Per colpirla fui costretta ad allungarmi in punta di piedi, così tanto che Jacob scoppiò a ridere.

Harry passò a prendere Billy pochi minuti dopo. Mentre aspettavamo di rimanere soli, Jacob mi mostrò la sua cameretta.

«Allora, dove andiamo, signor meccanico?», domandai non appena Billy chiuse la porta.

Jacob estrasse un foglietto ripiegato dalla tasca e lo lisciò. «Prima di tutto alla discarica, vediamo se siamo fortunati.

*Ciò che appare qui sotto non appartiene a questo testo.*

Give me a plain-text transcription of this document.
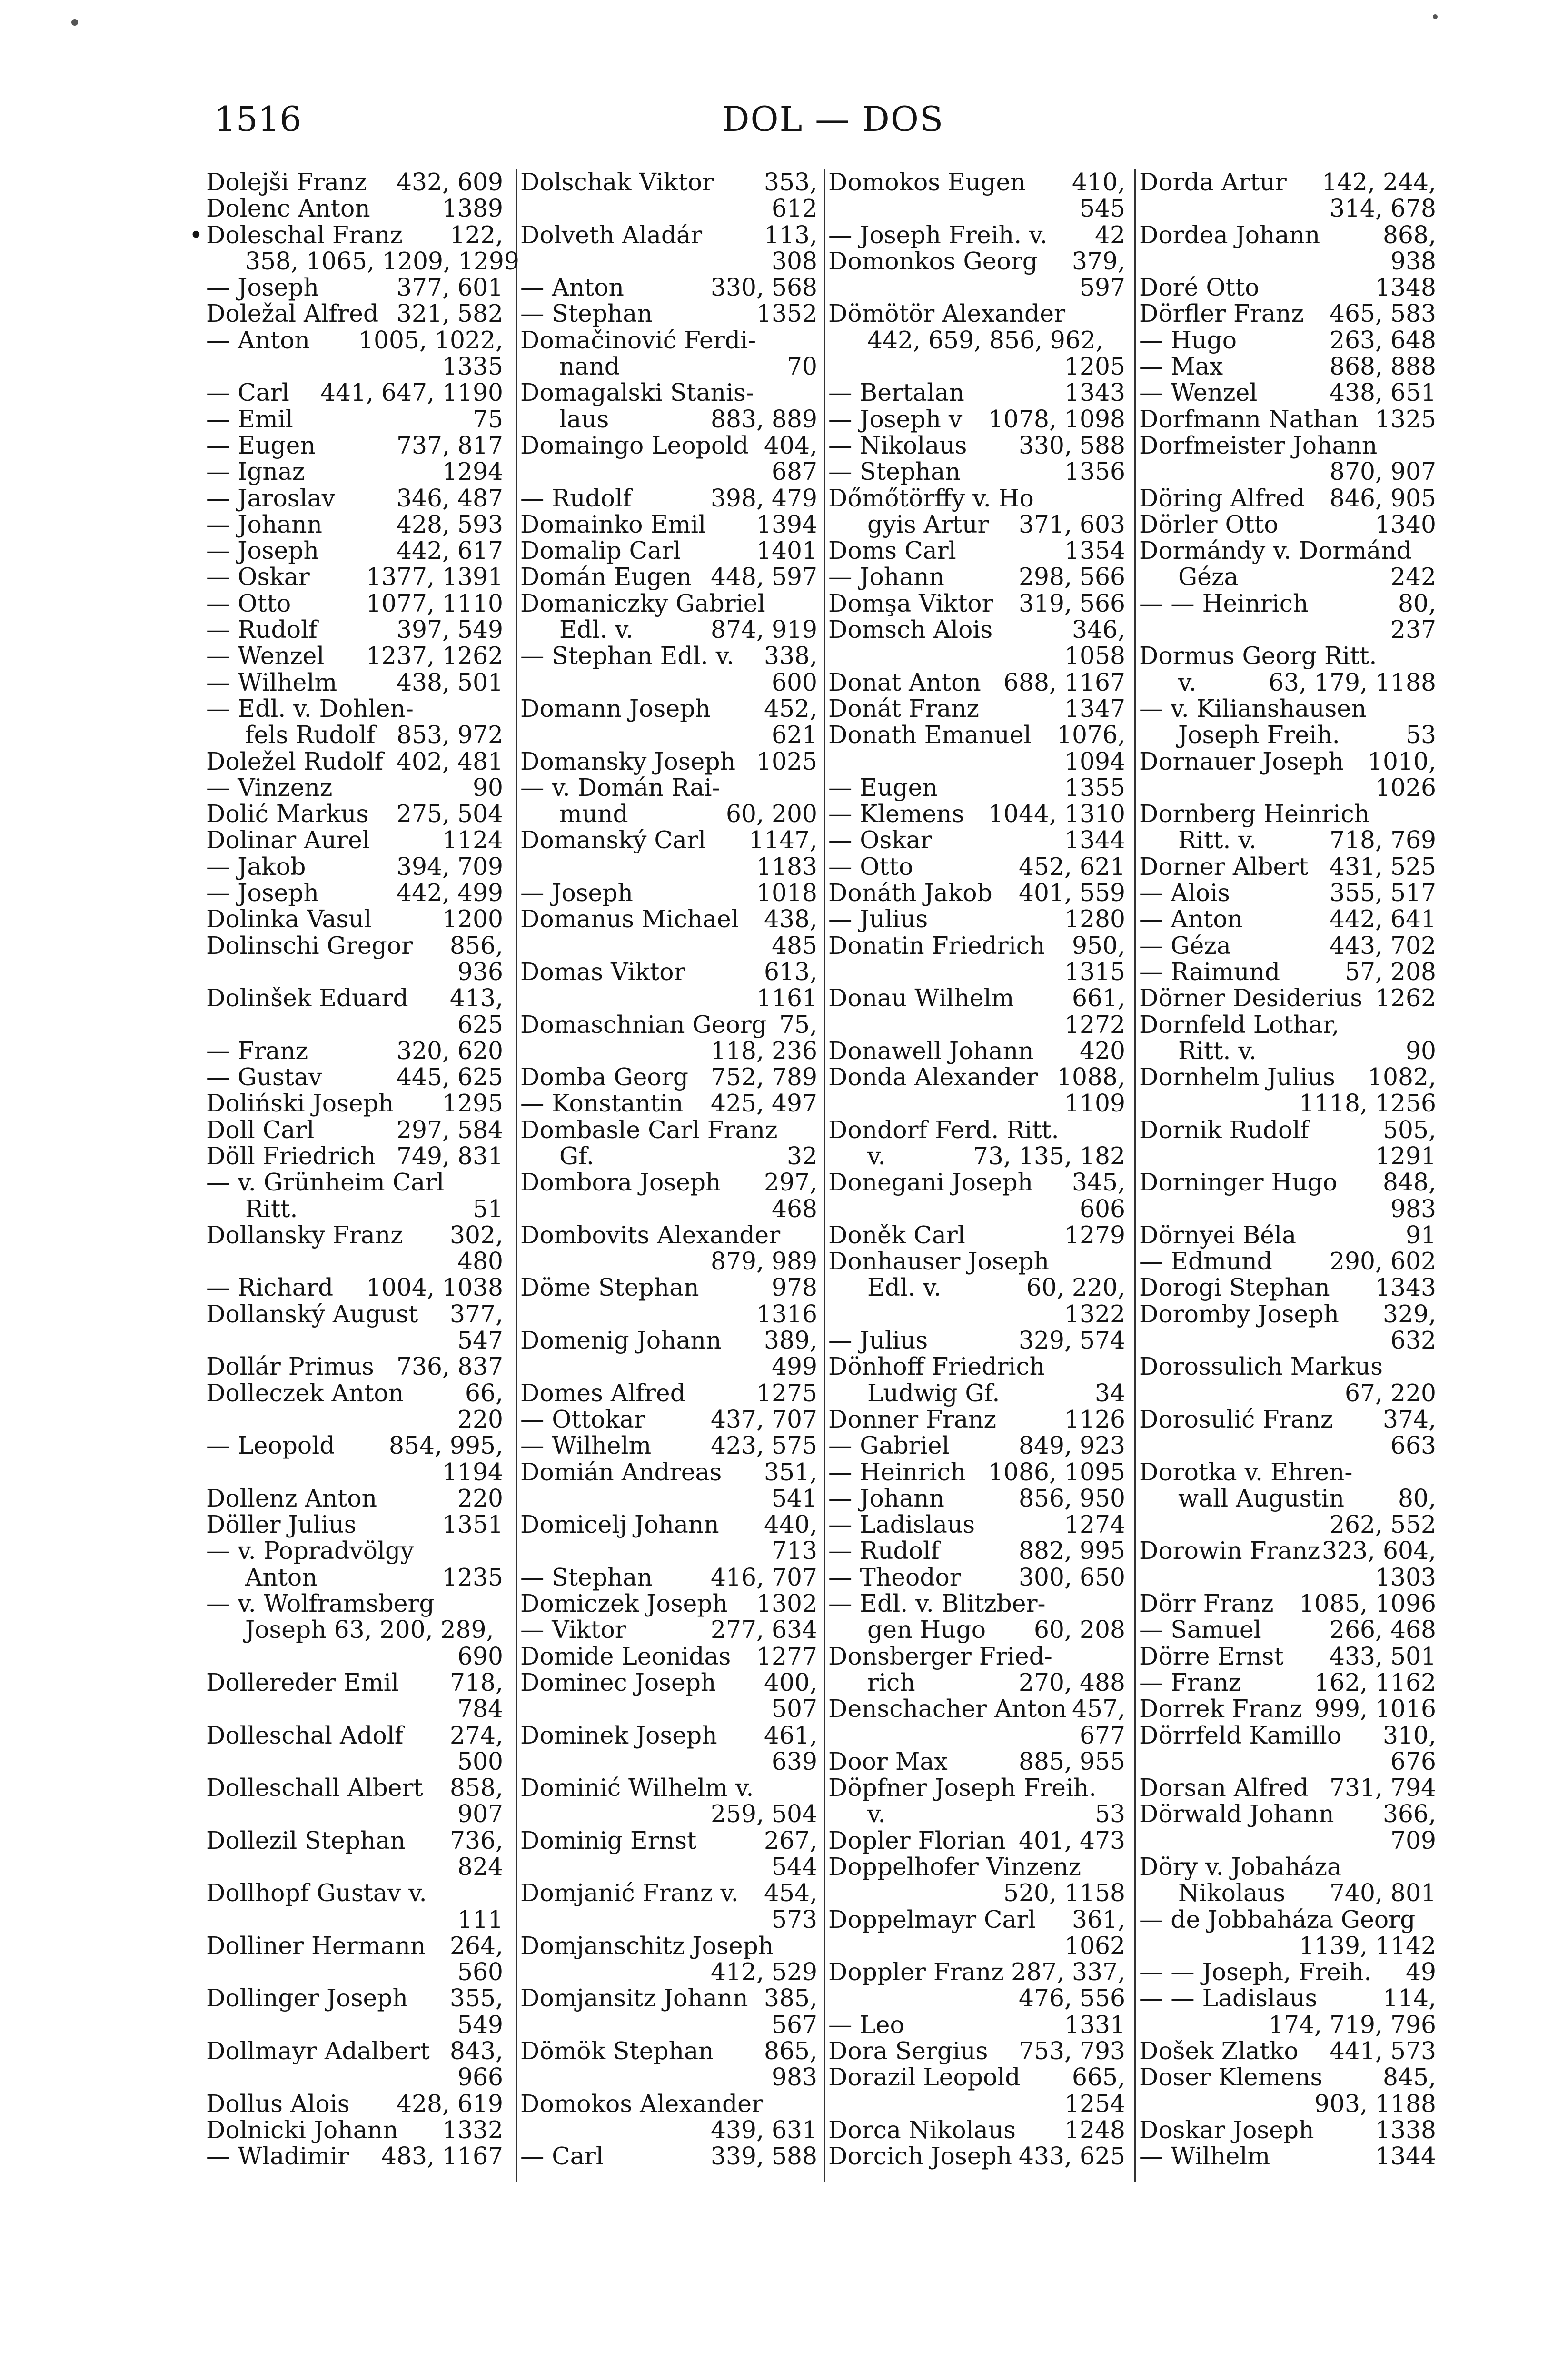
1516	DOL — DOS
Dolejši Franz 432, 609
Dolenc Anton	1389
• Doleschal Franz 122,
358, 1065, 1209, 1299
— Joseph	377, 601
Doležal Alfred 321, 582
— Anton 1005, 1022,
1335
— Carl 441, 647, 1190
— Emil	75
— Eugen	737, 817
— Ignaz	1294
— Jaroslav	346, 487
— Johann	428, 593
— Joseph	442, 617
— Oskar 1377, 1391
— Otto	1077, 1110
— Rudolf	397, 549
— Wenzel 1237, 1262
— Wilhelm 438, 501
— Edl. v. Dohlen-
fels Rudolf 853, 972
Doležel Rudolf 402, 481
— Vinzenz	90
Dolić Markus 275, 504
Dolinar Aurel	1124
— Jakob	394, 709
— Joseph	442, 499
Dolinka Vasul	1200
Dolinschi Gregor 856,
936
Dolinšek Eduard 413,
625
— Franz	320, 620
— Gustav	445, 625
Doliński Joseph 1295
Doll Carl	297, 584
Döll Friedrich 749, 831
— v. Grünheim Carl
Ritt.	51
Dollansky Franz 302,
480
— Richard 1004, 1038
Dollanský August 377,
547
Dollár Primus 736, 837
Dolleczek Anton	66,
220
— Leopold 854, 995,
1194
Dollenz Anton	220
Döller Julius	1351
— v. Popradvölgy
Anton	1235
— v. Wolframsberg
Joseph 63, 200, 289,
690
Dollereder Emil 718,
784
Dolleschal Adolf 274,
500
Dolleschall Albert 858,
907
Dollezil Stephan 736,
824
Dollhopf Gustav v.
111
Dolliner Hermann 264,
560
Dollinger Joseph 355,
549
Dollmayr Adalbert 843,
966
Dollus Alois 428, 619
Dolnicki Johann 1332
— Wladimir 483, 1167
Dolschak Viktor 353,
612
Dolveth Aladár	113,
308
— Anton	330, 568
— Stephan	1352
Domačinović Ferdi-
nand	70
Domagalski Stanis-
laus	883, 889
Domaingo Leopold 404,
687
— Rudolf	398, 479
Domainko Emil 1394
Domalip Carl	1401
Domán Eugen 448, 597
Domaniczky Gabriel
Edl. v.	874, 919
— Stephan Edl. v. 338,
600
Domann Joseph 452,
621
Domansky Joseph 1025
— v. Domán Rai-
mund	60, 200
Domanský Carl 1147,
1183
— Joseph	1018
Domanus Michael 438,
485
Domas Viktor	613,
1161
Domaschnian Georg 75,
118, 236
Domba Georg 752, 789
— Konstantin 425, 497
Dombasle Carl Franz
Gf.	32
Dombora Joseph 297,
468
Dombovits Alexander
879, 989
Döme Stephan	978
1316
Domenig Johann 389,
499
Domes Alfred	1275
— Ottokar	437, 707
— Wilhelm 423, 575
Domián Andreas 351,
541
Domicelj Johann 440,
713
— Stephan 416, 707
Domiczek Joseph 1302
— Viktor	277, 634
Domide Leonidas 1277
Dominec Joseph 400,
507
Dominek Joseph 461,
639
Dominić Wilhelm v.
259, 504
Dominig Ernst	267,
544
Domjanić Franz v. 454,
573
Domjanschitz Joseph
412, 529
Domjansitz Johann 385,
567
Dömök Stephan 865,
983
Domokos Alexander
439, 631
— Carl	339, 588
Domokos Eugen 410,
545
— Joseph Freih. v. 42
Domonkos Georg 379,
597
Dömötör Alexander
442, 659, 856, 962,
1205
— Bertalan	1343
— Joseph v 1078, 1098
— Nikolaus 330, 588
— Stephan	1356
Dőmőtörffy v. Ho
gyis Artur 371, 603
Doms Carl	1354
— Johann	298, 566
Domşa Viktor 319, 566
Domsch Alois	346,
1058
Donat Anton 688, 1167
Donát Franz	1347
Donath Emanuel 1076,
1094
— Eugen	1355
— Klemens 1044, 1310
— Oskar	1344
— Otto	452, 621
Donáth Jakob 401, 559
— Julius	1280
Donatin Friedrich 950,
1315
Donau Wilhelm 661,
1272
Donawell Johann 420
Donda Alexander 1088,
1109
Dondorf Ferd. Ritt.
v.	73, 135, 182
Donegani Joseph 345,
606
Doněk Carl	1279
Donhauser Joseph
Edl. v.	60, 220,
1322
— Julius	329, 574
Dönhoff Friedrich
Ludwig Gf.	34
Donner Franz	1126
— Gabriel	849, 923
— Heinrich 1086, 1095
— Johann	856, 950
— Ladislaus	1274
— Rudolf	882, 995
— Theodor 300, 650
— Edl. v. Blitzber-
gen Hugo 60, 208
Donsberger Fried-
rich	270, 488
Denschacher Anton 457,
677
Door Max	885, 955
Döpfner Joseph Freih.
v.	53
Dopler Florian 401, 473
Doppelhofer Vinzenz
520, 1158
Doppelmayr Carl 361,
1062
Doppler Franz 287, 337,
476, 556
— Leo	1331
Dora Sergius 753, 793
Dorazil Leopold 665,
1254
Dorca Nikolaus 1248
Dorcich Joseph 433, 625
Dorda Artur 142, 244,
314, 678
Dordea Johann	868,
938
Doré Otto	1348
Dörfler Franz 465, 583
— Hugo	263, 648
— Max	868, 888
— Wenzel	438, 651
Dorfmann Nathan 1325
Dorfmeister Johann
870, 907
Döring Alfred 846, 905
Dörler Otto	1340
Dormándy v. Dormánd
Géza	242
— — Heinrich	80,
237
Dormus Georg Ritt.
v.	63, 179, 1188
— v. Kilianshausen
Joseph Freih.	53
Dornauer Joseph 1010,
1026
Dornberg Heinrich
Ritt. v.	718, 769
Dorner Albert 431, 525
— Alois	355, 517
— Anton	442, 641
— Géza	443, 702
— Raimund	57, 208
Dörner Desiderius 1262
Dornfeld Lothar,
Ritt. v.	90
Dornhelm Julius 1082,
1118, 1256
Dornik Rudolf	505,
1291
Dorninger Hugo 848,
983
Dörnyei Béla	91
— Edmund 290, 602
Dorogi Stephan 1343
Doromby Joseph 329,
632
Dorossulich Markus
67, 220
Dorosulić Franz 374,
663
Dorotka v. Ehren-
wall Augustin 80,
262, 552
Dorowin Franz 323, 604,
1303
Dörr Franz 1085, 1096
— Samuel	266, 468
Dörre Ernst 433, 501
— Franz	162, 1162
Dorrek Franz 999, 1016
Dörrfeld Kamillo 310,
676
Dorsan Alfred 731, 794
Dörwald Johann 366,
709
Döry v. Jobaháza
Nikolaus 740, 801
— de Jobbaháza Georg
1139, 1142
— — Joseph, Freih. 49
— — Ladislaus	114,
174, 719, 796
Došek Zlatko 441, 573
Doser Klemens	845,
903, 1188
Doskar Joseph	1338
— Wilhelm	1344
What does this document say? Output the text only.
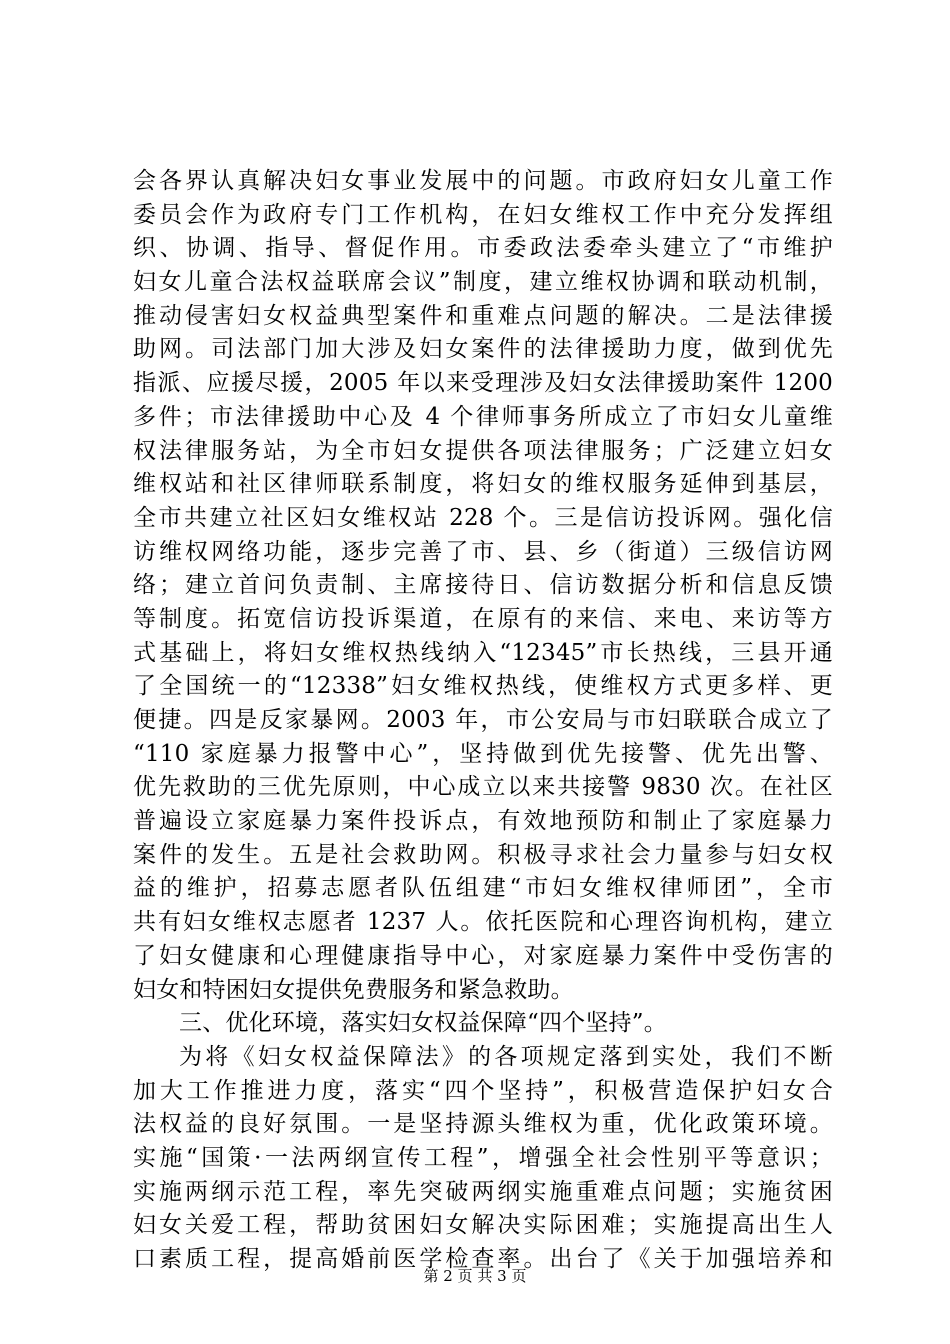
会各界认真解决妇女事业发展中的问题。市政府妇女儿童工作
委员会作为政府专门工作机构，在妇女维权工作中充分发挥组
织、协调、指导、督促作用。市委政法委牵头建立了“市维护
妇女儿童合法权益联席会议”制度，建立维权协调和联动机制，
推动侵害妇女权益典型案件和重难点问题的解决。二是法律援
助网。司法部门加大涉及妇女案件的法律援助力度，做到优先
指派、应援尽援，2005 年以来受理涉及妇女法律援助案件 1200
多件；市法律援助中心及 4 个律师事务所成立了市妇女儿童维
权法律服务站，为全市妇女提供各项法律服务；广泛建立妇女
维权站和社区律师联系制度，将妇女的维权服务延伸到基层，
全市共建立社区妇女维权站 228 个。三是信访投诉网。强化信
访维权网络功能，逐步完善了市、县、乡（街道）三级信访网
络；建立首问负责制、主席接待日、信访数据分析和信息反馈
等制度。拓宽信访投诉渠道，在原有的来信、来电、来访等方
式基础上，将妇女维权热线纳入“12345”市长热线，三县开通
了全国统一的“12338”妇女维权热线，使维权方式更多样、更
便捷。四是反家暴网。2003 年，市公安局与市妇联联合成立了
“110 家庭暴力报警中心”，坚持做到优先接警、优先出警、
优先救助的三优先原则，中心成立以来共接警 9830 次。在社区
普遍设立家庭暴力案件投诉点，有效地预防和制止了家庭暴力
案件的发生。五是社会救助网。积极寻求社会力量参与妇女权
益的维护，招募志愿者队伍组建“市妇女维权律师团”，全市
共有妇女维权志愿者 1237 人。依托医院和心理咨询机构，建立
了妇女健康和心理健康指导中心，对家庭暴力案件中受伤害的
妇女和特困妇女提供免费服务和紧急救助。
三、优化环境，落实妇女权益保障“四个坚持”。
为将《妇女权益保障法》的各项规定落到实处，我们不断
加大工作推进力度，落实“四个坚持”，积极营造保护妇女合
法权益的良好氛围。一是坚持源头维权为重，优化政策环境。
实施“国策·一法两纲宣传工程”，增强全社会性别平等意识；
实施两纲示范工程，率先突破两纲实施重难点问题；实施贫困
妇女关爱工程，帮助贫困妇女解决实际困难；实施提高出生人
口素质工程，提高婚前医学检查率。出台了《关于加强培养和
第 2 页 共 3 页
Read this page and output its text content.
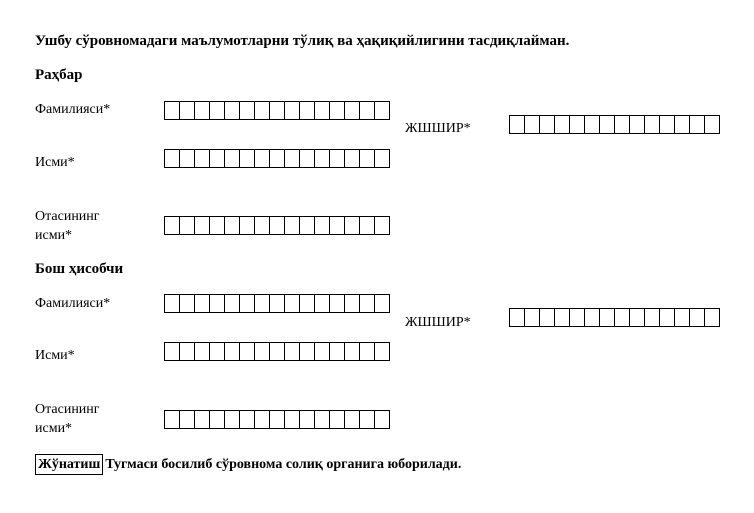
Ушбу сўровномадаги маълумотларни тўлиқ ва ҳақиқийлигини тасдиқлайман.
Раҳбар
Фамилияси*
ЖШШИР*
Исми*
Отасининг
исми*
Бош ҳисобчи
Фамилияси*
ЖШШИР*
Исми*
Отасининг
исми*
Жўнатиш Тугмаси босилиб сўровнома солиқ органига юборилади.
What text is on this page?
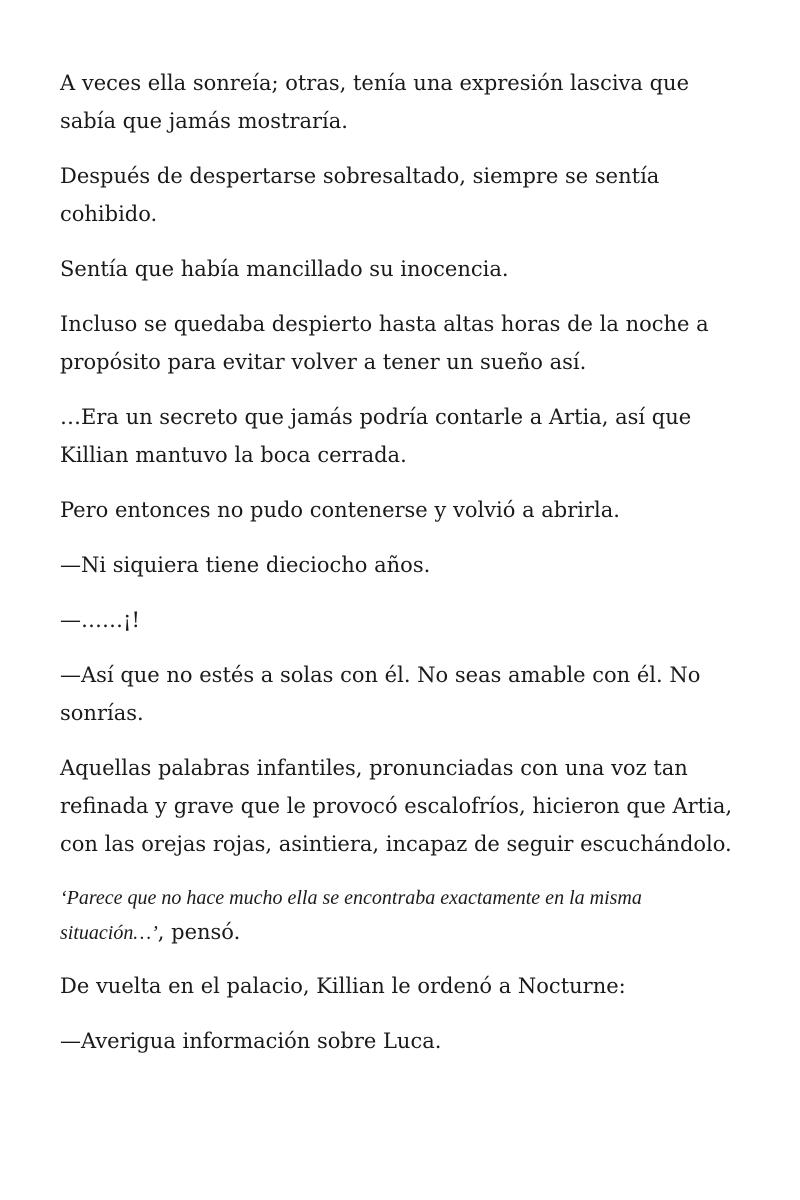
A veces ella sonreía; otras, tenía una expresión lasciva que sabía que jamás mostraría.

Después de despertarse sobresaltado, siempre se sentía cohibido.

Sentía que había mancillado su inocencia.

Incluso se quedaba despierto hasta altas horas de la noche a propósito para evitar volver a tener un sueño así.

…Era un secreto que jamás podría contarle a Artia, así que Killian mantuvo la boca cerrada.

Pero entonces no pudo contenerse y volvió a abrirla.

—Ni siquiera tiene dieciocho años.

—……¡!

—Así que no estés a solas con él. No seas amable con él. No sonrías.

Aquellas palabras infantiles, pronunciadas con una voz tan refinada y grave que le provocó escalofríos, hicieron que Artia, con las orejas rojas, asintiera, incapaz de seguir escuchándolo.

‘Parece que no hace mucho ella se encontraba exactamente en la misma situación…’, pensó.

De vuelta en el palacio, Killian le ordenó a Nocturne:

—Averigua información sobre Luca.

La faccenda potrebbe rivelarsi un po’ costosa», mi avvertì. «Prima che tornino a funzionare, quelle due moto hanno bisogno di parecchia assistenza». Non gli sembrai troppo preoccupata, perciò proseguì: «Se vuoi una cifra, siamo attorno ai mille dollari».

Sfoderai il libretto degli assegni, mi feci aria con quello e alzai gli occhi al cielo, beffandomi delle sue preoccupazioni. «Siamo coperti».

Fu una giornata davvero strana. Mi divertii. Persino alla discarica, sotto la pioggia battente e nel fango fino alle caviglie. Chissà, forse era soltanto un’altra fase della ripresa dall’annebbiamento, ma come spiegazione non mi sembrava sufficiente.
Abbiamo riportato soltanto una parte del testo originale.